The son of a prominent family, he was born in Constantinople in 1360 and acquired a very good general and classical education. In 1380 he travelled to Adrianople which was then the capital of the Ottoman state. There, he studied with a mysterious Jew, Helisseus, who seems to have been an adherent of Zoroastrianism and a polytheist. Under him, Gemistos must have already formed serious reservations regarding the intellectual and political level of the Byzantine state, as well as regarding the Christian religion. Thus, when he returned home, he went on to Mistra where he was not threatened by the strict laws of the ecclesiastical authorities in Constantinople. There he embarked on a long career as a teacher, judge, philosopher and writer and eventually became the most highly esteemed scholar in the city. He taught philosophy at the court of the despotai of Mistra and accompanied the emperor John VIII Palaiologos and
Patriarch Joseph
to the Council of Ferrara-Florence. During his stay in Florence he persuaded
Cosimo de Medici to found a
Platonic Academy. Gemistos was a fanatical supporter of platonic philosophy, so much so that he changed his name to "Plethon" so that it would be reminiscent of "Plato".Among his many notable works are philosophical treatises, memoranda on the political situation of the despotate of the Morea, works on astrology and geography, all of which are imbued by a classical spirit.

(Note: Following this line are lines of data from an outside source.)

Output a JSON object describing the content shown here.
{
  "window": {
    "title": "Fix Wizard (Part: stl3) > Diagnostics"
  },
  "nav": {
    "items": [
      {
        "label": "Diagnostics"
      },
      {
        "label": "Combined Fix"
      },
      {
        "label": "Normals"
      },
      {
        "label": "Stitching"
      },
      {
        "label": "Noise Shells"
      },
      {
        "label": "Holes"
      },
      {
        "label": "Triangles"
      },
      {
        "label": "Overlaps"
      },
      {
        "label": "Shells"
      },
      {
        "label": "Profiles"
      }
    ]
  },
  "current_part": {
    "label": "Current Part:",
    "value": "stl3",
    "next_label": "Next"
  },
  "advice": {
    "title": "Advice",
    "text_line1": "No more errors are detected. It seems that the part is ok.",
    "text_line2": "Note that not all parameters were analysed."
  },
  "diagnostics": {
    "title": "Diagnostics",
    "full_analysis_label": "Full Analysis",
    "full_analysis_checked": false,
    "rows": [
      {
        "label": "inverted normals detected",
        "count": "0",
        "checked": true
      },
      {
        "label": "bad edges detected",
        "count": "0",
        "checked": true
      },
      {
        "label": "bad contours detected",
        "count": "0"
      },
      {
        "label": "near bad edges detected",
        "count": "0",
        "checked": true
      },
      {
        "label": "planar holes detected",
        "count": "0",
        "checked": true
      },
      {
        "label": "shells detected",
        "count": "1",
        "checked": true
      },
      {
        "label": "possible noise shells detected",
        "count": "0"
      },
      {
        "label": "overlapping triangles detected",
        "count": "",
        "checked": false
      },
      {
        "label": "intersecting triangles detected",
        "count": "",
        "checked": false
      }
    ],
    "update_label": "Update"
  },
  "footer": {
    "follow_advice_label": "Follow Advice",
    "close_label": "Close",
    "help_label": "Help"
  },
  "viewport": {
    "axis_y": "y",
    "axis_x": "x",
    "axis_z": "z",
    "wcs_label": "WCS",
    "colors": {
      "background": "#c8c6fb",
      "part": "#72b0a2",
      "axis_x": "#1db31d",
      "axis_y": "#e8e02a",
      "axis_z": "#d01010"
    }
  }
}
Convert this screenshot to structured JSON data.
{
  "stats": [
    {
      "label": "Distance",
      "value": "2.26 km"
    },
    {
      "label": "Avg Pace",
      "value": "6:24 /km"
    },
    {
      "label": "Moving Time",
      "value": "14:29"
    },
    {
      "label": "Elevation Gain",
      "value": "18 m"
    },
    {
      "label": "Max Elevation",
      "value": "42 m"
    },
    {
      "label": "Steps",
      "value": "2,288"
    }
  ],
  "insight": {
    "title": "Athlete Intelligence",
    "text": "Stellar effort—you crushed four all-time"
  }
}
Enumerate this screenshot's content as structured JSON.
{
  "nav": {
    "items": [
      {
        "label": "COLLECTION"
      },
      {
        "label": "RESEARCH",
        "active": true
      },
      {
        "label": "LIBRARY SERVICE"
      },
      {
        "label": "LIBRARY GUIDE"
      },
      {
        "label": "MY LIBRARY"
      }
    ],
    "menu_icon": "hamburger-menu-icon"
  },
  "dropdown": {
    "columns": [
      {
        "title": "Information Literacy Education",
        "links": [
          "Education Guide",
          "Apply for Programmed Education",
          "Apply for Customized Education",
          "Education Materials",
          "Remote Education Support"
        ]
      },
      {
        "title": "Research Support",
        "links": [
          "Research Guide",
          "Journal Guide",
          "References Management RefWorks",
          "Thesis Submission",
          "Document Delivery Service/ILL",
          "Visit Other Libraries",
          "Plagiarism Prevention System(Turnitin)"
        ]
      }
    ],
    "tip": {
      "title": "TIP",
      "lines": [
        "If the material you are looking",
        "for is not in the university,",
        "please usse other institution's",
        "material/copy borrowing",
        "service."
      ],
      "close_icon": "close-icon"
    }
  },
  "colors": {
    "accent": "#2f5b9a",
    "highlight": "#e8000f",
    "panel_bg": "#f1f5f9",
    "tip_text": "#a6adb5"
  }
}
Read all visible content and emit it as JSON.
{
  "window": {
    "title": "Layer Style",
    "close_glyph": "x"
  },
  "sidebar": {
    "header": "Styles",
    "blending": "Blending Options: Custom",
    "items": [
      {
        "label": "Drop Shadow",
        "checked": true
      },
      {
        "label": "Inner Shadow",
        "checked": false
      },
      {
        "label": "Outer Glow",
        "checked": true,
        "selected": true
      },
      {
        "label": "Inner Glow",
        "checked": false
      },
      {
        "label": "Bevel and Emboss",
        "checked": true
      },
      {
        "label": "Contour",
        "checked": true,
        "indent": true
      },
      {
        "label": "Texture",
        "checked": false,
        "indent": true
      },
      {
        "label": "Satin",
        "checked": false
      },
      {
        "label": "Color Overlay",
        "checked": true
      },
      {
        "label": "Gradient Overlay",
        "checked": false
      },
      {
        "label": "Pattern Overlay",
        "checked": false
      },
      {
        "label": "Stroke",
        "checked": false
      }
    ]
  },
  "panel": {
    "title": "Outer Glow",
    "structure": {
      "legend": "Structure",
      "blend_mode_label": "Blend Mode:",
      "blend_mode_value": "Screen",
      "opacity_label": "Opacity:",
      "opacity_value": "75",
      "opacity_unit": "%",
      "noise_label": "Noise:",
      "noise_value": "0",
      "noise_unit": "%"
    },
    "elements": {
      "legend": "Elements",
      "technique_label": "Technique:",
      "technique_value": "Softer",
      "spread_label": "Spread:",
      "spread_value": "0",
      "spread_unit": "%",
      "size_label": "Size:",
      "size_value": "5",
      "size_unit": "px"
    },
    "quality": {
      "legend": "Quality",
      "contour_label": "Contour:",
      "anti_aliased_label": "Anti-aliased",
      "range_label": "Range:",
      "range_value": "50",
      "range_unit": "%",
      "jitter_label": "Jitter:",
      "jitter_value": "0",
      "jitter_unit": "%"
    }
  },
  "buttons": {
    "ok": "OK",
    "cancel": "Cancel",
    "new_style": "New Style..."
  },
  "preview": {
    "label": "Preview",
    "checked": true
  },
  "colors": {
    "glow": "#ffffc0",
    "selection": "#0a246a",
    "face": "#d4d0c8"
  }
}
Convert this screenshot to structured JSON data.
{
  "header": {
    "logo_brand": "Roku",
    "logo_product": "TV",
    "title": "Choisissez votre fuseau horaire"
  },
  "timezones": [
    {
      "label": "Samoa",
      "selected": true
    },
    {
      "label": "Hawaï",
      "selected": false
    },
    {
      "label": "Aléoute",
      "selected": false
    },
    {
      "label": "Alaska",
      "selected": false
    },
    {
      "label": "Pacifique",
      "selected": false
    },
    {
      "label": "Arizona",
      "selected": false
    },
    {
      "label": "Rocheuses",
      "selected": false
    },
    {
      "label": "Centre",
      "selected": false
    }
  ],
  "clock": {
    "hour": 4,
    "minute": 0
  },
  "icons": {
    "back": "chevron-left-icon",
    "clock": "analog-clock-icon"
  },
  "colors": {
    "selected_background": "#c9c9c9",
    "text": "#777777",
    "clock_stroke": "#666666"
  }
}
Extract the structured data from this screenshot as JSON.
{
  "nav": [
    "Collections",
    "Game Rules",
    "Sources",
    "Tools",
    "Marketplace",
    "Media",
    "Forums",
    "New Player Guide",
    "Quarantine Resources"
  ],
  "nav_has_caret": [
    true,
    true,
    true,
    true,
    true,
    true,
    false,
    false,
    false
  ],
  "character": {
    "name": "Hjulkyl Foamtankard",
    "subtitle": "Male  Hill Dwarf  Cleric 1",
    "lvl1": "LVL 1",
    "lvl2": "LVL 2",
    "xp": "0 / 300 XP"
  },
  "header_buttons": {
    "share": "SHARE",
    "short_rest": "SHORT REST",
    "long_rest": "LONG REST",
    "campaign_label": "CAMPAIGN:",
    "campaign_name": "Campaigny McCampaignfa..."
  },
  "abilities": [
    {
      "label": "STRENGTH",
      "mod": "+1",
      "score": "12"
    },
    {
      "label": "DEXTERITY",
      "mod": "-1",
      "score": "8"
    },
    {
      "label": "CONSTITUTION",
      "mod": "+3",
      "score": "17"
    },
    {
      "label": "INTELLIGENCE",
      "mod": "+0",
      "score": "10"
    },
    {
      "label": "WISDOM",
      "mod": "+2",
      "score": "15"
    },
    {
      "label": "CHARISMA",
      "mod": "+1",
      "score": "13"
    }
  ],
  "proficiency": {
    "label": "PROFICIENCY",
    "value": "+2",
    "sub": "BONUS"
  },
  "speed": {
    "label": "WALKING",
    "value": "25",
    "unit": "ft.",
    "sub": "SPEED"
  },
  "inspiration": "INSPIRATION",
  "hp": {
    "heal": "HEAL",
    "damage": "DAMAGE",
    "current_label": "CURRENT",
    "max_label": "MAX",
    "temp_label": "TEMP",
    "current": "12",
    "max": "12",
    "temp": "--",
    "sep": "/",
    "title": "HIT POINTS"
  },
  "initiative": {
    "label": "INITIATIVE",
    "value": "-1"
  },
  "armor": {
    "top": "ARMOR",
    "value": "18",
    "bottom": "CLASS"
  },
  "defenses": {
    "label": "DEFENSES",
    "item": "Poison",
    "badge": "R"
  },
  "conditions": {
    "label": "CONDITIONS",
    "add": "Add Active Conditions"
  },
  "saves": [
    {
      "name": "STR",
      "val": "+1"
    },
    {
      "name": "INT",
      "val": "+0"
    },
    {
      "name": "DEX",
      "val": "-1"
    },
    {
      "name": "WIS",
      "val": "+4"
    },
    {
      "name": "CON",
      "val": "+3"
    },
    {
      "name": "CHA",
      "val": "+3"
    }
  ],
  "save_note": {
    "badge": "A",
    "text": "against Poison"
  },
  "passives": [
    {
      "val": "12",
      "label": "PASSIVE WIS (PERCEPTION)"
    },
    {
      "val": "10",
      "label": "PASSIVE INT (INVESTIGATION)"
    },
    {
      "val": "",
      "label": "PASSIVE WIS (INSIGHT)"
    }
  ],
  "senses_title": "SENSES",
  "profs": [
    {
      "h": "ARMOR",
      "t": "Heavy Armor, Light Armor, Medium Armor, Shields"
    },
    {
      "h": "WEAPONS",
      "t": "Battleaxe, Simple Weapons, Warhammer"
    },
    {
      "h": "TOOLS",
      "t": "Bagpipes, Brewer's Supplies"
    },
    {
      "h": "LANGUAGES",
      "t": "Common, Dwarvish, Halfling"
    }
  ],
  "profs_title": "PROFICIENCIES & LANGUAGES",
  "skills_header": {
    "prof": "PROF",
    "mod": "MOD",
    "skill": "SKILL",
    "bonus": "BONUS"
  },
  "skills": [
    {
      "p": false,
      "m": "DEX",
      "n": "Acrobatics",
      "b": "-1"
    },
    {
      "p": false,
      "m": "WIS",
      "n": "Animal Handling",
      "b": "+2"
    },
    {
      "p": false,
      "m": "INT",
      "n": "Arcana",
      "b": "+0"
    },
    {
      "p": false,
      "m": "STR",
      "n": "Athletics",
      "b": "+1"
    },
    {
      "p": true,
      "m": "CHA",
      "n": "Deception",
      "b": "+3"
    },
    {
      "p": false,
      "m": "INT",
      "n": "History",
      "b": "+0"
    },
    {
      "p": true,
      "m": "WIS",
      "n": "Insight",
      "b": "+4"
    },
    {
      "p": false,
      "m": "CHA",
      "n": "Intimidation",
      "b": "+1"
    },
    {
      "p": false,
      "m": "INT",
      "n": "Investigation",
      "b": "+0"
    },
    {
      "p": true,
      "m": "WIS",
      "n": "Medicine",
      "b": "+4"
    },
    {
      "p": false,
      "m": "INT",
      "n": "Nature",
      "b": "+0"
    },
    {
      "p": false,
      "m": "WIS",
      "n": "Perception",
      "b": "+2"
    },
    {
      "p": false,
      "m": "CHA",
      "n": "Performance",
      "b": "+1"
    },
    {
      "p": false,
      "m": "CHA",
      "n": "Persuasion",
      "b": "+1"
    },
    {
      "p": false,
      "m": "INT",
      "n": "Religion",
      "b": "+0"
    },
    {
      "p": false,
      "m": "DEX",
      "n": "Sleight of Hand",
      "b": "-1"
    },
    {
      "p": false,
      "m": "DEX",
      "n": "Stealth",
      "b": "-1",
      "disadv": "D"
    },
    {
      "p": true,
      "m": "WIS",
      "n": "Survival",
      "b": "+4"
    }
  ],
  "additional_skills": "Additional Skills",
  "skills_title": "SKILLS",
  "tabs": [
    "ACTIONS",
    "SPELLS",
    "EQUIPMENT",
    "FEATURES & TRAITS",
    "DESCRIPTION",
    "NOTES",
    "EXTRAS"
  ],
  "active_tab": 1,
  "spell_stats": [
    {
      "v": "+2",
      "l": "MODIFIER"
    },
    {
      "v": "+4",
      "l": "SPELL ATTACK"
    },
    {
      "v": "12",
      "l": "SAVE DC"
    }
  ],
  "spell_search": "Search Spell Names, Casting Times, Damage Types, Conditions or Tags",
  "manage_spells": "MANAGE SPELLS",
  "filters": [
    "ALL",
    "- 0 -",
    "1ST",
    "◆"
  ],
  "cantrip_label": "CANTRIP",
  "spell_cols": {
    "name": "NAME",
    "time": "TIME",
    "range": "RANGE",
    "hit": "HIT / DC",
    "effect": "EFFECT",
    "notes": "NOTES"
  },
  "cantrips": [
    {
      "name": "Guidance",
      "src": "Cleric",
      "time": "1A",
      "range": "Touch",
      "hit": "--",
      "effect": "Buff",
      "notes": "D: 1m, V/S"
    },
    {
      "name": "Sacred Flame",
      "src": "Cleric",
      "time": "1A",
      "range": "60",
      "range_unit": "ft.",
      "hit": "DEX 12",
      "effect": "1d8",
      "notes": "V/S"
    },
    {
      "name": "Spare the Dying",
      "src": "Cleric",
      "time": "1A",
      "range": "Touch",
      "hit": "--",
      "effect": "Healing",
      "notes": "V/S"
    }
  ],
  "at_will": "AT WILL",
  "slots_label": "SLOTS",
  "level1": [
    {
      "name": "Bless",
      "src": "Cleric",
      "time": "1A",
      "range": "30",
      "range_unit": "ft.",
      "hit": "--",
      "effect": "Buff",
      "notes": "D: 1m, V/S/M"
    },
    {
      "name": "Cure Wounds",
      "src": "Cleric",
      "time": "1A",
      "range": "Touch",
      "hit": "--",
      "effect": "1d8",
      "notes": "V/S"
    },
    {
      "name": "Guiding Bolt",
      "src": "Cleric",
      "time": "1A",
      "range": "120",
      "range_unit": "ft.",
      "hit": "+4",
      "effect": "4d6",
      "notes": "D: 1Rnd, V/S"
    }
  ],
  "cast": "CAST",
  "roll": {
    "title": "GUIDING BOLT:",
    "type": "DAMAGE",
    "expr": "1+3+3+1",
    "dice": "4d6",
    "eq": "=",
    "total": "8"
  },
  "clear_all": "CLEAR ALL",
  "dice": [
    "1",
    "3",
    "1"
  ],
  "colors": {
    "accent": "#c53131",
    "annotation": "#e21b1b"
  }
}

The picture that shines through his writings is that of a patriot and a thinker, but also that of a politician and a social reformer. As a follower of Platonism and of Western
scholastic philosophy and influenced by the spirit of the Renaissance and
humanism of that time, Plethon was
the first Byzantine philosopher who dared to criticise and question the Christian dogma as a whole. His writings naturally aroused the strong opposition of the Church. His book Nomon Syngraphe,("Book of Laws") was banned, and the patriarch of
Constantinople, George Scholarios Gennadios himself flung the forbidden work into the fire. Nonetheless, his exceptional ntellectual activity and chiefly his contribution to philosophical thought established him as one of the most important personalities of the Renaissance in Byzantium.